The most feminine woman might very well be that one slouched at the table, slurping up soup wearing muddy hunting boots and camo vest. The most masculine man might be that one running down the street, fretting about being late for his manicure.
That is according to Larry Crabb, a Christian psychologist best known for bringing spiritual direction into his many books and seminars. His most popular title, Inside Out, taught that real change in Christ begins with digging into our own internal muck. Now, in Fully Alive: A Biblical Vision of Gender That Frees Men and Women to Live Beyond Stereotypes (Baker, 2013), Crabb contends it's time for Christians to look at what Scripture really says about masculinity and femininity and what it means to be made male and female in God's image.
Crabb, a scholar in residence at Colorado Christian University in Denver, spoke recently with Her.meneutics writer Caryn Rivadeneira about gender beyond looks and "roles."
Everyone from Mark Driscoll to Rachel Held Evans is weighing in on gender these days. Why did you jump into the fray? What have both complementarians and egalitarians missed in their understanding of masculinity and femininity?
There's something beneath the issues that Christians fuss about that needs to be addressed. I don't think we understand the question of why God made us male and female beyond the central position of marriage and procreation. Scripture makes it clear (Gen. 1:27) that when God made us, he made us as male and female.
So rather than getting into the egalitarian and complementarian fray and asking what it means to get women who've been put down by society up where they belong, and to get guys who are too bossy and authoritative a bit more humble and more respectful to women, I thought it would be wiser to give some thought to what God had in mind when he made a woman feminine and when he made a man masculine. Both of those questions have been relatively unaddressed.

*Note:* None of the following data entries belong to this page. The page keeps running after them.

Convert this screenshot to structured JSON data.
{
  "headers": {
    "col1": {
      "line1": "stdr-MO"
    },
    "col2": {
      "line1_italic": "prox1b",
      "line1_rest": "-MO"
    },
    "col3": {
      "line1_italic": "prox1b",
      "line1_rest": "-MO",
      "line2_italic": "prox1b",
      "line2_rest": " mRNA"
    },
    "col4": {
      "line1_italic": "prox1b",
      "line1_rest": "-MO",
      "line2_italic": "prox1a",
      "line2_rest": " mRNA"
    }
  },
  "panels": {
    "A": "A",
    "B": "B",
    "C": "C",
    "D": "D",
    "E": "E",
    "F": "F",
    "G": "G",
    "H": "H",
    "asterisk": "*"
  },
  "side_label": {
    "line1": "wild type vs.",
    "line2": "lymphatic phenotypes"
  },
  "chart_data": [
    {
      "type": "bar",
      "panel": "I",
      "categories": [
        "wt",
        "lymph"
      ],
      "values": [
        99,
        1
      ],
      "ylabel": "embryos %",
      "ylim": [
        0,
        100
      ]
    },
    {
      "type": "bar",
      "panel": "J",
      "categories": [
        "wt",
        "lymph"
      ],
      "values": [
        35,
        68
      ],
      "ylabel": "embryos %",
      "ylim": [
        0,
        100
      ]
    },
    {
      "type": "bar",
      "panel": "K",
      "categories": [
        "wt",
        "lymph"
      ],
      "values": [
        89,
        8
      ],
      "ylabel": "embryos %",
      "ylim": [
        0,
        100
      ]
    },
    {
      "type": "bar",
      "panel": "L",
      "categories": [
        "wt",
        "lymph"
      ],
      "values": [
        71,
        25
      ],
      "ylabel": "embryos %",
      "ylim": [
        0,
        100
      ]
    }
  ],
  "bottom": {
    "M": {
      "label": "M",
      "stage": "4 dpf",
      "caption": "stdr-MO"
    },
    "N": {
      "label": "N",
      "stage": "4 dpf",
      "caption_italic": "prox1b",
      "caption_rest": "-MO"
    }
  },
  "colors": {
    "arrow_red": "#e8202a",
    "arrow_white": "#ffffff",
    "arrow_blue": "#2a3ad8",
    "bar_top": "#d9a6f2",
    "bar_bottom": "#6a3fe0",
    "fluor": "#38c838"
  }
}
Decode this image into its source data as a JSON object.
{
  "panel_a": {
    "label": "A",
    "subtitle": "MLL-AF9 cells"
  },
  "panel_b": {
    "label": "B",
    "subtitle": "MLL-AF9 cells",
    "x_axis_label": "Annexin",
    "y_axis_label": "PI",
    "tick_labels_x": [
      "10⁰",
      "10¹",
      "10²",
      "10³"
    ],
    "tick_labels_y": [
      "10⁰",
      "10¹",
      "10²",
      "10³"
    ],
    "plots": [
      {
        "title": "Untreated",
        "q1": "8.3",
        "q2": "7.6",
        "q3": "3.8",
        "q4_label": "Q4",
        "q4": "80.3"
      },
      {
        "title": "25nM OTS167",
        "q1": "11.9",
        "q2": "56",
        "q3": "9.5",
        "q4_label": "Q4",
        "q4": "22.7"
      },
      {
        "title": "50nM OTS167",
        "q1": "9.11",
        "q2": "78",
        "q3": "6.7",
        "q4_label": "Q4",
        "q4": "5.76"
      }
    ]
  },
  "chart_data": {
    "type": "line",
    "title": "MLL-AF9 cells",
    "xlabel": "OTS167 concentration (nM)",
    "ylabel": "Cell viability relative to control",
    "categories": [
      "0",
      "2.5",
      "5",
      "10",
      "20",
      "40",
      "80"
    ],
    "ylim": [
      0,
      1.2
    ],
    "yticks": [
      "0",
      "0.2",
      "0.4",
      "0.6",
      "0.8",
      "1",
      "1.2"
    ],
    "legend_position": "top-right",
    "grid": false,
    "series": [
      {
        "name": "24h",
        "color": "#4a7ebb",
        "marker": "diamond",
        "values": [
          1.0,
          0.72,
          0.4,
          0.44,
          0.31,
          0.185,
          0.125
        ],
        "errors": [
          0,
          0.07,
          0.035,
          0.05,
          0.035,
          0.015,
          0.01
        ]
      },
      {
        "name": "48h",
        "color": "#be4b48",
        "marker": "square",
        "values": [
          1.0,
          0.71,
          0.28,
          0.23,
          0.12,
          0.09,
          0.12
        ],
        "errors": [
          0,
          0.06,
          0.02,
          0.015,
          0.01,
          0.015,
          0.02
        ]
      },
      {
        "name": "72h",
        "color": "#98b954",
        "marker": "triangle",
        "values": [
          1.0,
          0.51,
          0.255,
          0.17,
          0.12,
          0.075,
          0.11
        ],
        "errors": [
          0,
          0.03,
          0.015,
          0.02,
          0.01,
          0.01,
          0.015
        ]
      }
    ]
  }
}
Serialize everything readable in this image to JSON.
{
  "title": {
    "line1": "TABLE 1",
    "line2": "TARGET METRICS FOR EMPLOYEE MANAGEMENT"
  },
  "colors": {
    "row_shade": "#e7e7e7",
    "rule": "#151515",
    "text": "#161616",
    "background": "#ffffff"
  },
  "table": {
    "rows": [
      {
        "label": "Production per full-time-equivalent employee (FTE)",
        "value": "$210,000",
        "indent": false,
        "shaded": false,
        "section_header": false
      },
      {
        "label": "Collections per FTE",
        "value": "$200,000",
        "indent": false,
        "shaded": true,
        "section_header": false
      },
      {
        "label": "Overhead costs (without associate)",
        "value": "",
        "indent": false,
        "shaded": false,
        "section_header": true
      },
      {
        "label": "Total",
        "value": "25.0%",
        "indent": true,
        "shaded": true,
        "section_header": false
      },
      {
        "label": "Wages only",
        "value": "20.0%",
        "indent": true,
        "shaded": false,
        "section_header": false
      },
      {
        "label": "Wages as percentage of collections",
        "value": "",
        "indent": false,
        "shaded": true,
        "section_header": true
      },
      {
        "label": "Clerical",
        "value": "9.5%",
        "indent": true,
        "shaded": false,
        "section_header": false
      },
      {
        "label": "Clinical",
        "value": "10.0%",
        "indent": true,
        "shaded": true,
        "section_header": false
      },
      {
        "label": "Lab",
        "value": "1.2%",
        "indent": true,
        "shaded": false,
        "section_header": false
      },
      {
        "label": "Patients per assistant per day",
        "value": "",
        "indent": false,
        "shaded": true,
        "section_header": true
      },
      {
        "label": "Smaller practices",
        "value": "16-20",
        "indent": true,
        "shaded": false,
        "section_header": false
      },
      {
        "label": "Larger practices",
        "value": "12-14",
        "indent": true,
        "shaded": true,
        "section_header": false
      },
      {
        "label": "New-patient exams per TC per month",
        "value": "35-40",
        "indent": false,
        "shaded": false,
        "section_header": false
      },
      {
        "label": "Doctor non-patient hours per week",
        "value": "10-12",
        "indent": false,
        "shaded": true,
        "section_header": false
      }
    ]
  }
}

So how should we define them?
The question needs a bit of theological context: If God made us in his image, then we need to understand who God is and ask, "How do women reflect something about God, and how do men reflect something about God?"
Theologians talk about the immanent Trinity—how God gets along within himself. They make two points. One, God the Father moves toward and into the Son, and gives all that he is to the Son (Heb. 1). Two, the Son invites and receives all that the Father gives him. Then the Son moves this right back to the Father. So I see a Trinitarian dynamic of moving into and inviting.
I don't think either one of those things is a gendered issue. I don't think Jesus in that sense is either masculine or feminine. But I do believe that God made us male and female so males can reflect one side of that dynamic, and females can reveal the other side.
This is supported by the words for male and female in Genesis 1. Neqebah (female) means one who is open to receive, has an invitational style of relating. And zakar (male) means one who remembers something important and then does it.
Femininity is a relational style—an invitational way of relating to other people that says, "I invite you to come to me. I'm not here to control you. If you move toward me in godly movement, you'll find an inviting and nourishing and supportive, wise woman who's going to be there with you in all the godly movement that you make."